Some adults like to role-play, whether within a sexual relationship or not, and that is mainly a private activity. Privacy allows freedom to play without social consequences. The intent is fun and excitement. No one who dresses up like a cop for their partner who thinks people in uniform are kinky and sexy feels the need to deceive anyone that they are actually a cop. No one who pretends they are a fantastic vocalist when they crank up the radio and belt out a tune while in their car feels pressured to convince anyone that they are, in fact, or identify as that talented superstar.
There is wisdom in having some distinct boundaries between our private and public lives. However, with the erosion of those boundaries comes the decline of that wisdom and utility. Instead of playfully pretending to be a cheerleader or football star, a tree, or a bird to learn how it feels and develop that counterfactual reasoning, young people perform every act in front of a smartphone video camera and immediately post these acts to a potentially massive public audience.

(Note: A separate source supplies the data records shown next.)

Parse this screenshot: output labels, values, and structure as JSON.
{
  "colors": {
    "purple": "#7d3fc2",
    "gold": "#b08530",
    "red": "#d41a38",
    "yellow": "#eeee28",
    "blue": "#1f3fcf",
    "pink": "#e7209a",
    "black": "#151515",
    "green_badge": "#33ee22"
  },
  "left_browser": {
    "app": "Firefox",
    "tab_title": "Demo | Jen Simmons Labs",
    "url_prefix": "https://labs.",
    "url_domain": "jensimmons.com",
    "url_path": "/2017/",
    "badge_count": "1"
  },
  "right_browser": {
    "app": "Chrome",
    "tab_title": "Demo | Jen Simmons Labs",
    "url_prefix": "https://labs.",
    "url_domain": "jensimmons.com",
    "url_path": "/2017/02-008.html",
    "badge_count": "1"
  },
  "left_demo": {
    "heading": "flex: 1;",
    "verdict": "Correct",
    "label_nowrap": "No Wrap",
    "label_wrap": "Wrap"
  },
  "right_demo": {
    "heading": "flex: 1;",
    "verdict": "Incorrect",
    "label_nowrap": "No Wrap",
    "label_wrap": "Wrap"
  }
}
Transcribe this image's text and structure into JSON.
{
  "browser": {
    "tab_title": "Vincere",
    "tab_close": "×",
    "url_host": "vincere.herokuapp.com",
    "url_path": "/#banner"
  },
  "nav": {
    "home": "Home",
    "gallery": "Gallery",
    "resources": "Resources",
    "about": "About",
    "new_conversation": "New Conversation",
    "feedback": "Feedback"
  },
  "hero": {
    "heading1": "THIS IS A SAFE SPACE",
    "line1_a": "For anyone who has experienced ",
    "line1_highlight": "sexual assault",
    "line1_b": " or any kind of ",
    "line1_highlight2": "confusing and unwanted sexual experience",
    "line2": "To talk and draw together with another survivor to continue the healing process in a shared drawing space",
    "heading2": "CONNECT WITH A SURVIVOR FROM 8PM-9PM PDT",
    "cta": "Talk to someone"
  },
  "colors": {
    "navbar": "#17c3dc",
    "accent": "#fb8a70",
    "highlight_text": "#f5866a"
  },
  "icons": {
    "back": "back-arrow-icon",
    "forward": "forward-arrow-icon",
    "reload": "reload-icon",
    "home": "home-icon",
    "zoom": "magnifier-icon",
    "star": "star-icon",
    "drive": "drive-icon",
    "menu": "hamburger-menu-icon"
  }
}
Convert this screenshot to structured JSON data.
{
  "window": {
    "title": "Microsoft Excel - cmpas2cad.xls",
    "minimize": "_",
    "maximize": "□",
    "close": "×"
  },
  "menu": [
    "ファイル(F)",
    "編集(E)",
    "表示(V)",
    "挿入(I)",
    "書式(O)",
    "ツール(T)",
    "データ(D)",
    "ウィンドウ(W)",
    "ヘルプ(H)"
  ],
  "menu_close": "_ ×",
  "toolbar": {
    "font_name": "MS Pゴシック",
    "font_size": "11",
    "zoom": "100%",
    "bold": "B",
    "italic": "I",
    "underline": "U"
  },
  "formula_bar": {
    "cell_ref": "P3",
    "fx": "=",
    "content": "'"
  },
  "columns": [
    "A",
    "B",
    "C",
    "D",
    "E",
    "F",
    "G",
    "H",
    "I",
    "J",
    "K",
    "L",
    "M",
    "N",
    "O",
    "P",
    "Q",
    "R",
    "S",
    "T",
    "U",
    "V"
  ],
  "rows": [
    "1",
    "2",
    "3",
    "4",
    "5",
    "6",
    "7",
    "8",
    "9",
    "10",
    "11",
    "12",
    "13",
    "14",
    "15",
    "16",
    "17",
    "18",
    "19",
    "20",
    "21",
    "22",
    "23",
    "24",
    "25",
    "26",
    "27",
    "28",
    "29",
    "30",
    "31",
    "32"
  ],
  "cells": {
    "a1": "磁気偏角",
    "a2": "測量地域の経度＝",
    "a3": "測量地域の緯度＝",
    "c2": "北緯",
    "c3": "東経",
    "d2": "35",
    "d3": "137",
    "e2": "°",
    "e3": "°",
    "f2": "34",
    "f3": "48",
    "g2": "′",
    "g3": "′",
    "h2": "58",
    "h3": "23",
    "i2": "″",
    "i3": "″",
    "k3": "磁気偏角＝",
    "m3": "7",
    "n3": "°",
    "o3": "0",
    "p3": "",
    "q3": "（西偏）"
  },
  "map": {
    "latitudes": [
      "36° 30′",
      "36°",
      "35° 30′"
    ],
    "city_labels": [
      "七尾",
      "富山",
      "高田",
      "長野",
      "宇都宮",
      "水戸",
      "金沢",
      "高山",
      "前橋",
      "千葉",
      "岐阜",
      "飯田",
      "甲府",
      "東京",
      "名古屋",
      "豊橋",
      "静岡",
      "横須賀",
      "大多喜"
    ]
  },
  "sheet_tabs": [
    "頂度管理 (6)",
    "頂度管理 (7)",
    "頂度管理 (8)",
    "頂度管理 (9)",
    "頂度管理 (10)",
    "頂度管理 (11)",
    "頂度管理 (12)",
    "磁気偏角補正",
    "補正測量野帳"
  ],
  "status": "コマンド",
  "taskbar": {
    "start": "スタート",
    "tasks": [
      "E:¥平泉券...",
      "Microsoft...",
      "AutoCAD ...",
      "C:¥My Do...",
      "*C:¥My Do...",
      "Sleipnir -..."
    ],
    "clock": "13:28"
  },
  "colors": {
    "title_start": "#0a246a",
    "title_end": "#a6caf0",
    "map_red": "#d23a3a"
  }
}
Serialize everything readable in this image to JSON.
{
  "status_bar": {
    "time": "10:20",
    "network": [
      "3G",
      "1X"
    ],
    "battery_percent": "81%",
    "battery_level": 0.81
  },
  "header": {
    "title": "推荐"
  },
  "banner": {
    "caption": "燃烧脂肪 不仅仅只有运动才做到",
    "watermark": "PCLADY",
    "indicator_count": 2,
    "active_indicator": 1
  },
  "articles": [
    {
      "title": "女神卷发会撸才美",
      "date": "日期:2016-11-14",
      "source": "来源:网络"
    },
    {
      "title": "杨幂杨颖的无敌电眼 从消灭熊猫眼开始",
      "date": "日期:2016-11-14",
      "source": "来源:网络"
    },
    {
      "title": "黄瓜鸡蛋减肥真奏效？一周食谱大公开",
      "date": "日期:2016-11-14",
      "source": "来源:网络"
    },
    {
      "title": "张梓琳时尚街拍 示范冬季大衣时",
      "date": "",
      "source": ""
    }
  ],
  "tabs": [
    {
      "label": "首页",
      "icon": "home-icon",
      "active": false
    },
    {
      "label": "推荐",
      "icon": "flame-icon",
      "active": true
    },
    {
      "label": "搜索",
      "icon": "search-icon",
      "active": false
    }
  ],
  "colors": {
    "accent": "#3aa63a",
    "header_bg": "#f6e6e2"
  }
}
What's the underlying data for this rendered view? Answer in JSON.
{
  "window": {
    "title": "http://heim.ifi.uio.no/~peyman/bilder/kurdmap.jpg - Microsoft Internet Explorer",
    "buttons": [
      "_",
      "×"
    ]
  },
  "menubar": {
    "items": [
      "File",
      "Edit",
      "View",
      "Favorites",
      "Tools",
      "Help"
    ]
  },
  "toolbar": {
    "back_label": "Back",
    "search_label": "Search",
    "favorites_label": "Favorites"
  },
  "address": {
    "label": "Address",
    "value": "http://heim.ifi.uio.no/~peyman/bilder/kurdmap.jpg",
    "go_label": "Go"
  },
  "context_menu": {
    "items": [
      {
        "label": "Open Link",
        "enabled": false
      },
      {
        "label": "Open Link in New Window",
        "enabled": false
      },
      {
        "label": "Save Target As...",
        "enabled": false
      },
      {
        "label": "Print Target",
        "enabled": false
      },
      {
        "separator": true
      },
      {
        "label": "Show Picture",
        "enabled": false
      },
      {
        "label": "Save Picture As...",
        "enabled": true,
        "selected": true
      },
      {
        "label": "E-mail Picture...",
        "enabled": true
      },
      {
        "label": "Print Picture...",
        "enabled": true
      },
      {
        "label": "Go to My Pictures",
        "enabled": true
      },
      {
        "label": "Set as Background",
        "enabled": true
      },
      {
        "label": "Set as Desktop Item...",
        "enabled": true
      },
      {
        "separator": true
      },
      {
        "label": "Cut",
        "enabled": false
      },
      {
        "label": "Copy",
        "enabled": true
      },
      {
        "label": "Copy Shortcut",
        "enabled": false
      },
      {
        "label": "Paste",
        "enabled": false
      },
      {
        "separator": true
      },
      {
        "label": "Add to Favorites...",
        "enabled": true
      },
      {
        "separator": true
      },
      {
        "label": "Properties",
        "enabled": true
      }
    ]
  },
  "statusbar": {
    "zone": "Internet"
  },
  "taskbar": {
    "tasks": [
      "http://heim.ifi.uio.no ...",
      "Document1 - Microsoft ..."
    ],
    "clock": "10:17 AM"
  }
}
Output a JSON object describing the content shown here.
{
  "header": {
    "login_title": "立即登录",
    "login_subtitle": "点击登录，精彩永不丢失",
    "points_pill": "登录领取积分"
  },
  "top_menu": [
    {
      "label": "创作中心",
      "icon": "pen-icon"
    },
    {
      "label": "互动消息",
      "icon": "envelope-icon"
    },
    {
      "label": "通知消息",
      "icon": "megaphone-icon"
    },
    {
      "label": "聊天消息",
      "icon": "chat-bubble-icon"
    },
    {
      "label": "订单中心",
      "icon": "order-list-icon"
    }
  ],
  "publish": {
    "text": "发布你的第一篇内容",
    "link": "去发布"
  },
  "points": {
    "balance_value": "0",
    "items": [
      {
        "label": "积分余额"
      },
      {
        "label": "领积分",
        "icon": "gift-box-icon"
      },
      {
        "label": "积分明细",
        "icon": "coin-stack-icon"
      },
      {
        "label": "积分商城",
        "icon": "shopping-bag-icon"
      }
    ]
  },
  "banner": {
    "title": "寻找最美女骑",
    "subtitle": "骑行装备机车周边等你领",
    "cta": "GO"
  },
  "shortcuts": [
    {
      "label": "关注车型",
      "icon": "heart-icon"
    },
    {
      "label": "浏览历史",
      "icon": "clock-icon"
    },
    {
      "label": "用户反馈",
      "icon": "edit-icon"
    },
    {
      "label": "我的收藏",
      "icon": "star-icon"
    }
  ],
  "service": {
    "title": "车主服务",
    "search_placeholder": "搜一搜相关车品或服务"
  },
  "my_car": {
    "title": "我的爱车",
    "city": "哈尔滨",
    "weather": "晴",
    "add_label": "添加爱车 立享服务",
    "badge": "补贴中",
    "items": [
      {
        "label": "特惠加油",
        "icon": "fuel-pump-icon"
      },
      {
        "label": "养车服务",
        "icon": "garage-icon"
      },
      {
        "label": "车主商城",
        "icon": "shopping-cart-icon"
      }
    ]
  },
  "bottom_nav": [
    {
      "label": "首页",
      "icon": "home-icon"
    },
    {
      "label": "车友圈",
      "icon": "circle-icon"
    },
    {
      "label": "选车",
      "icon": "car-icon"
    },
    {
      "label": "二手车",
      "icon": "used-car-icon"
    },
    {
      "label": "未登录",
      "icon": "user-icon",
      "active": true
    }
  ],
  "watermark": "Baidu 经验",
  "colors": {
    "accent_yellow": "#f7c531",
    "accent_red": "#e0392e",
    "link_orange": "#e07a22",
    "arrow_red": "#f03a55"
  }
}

To make matters more psychologically deleterious, they compare their performances by watching everyone else’s. The algorithm privileges “likes”. To get “likes”, the performance has to be effective. To make the performance more effective, one is incentivized to push the limits of believability and “lie”, if you will, to convince the audience that what one is presenting is “real” and “authentic”. It is not good enough to pretend for fun. That’s for little kids. No, no, we are serious adults. Our “real” identities are “essential” to who we are.
Ahhhh, but there is hope. Over there, peeking out from underneath the sofa cushion, just within reach of my weak little fingertips, I see a green Peanut M&M. Everyone knows how the green ones make you feel. I am going to look for some rolled-up socks or tennis balls now.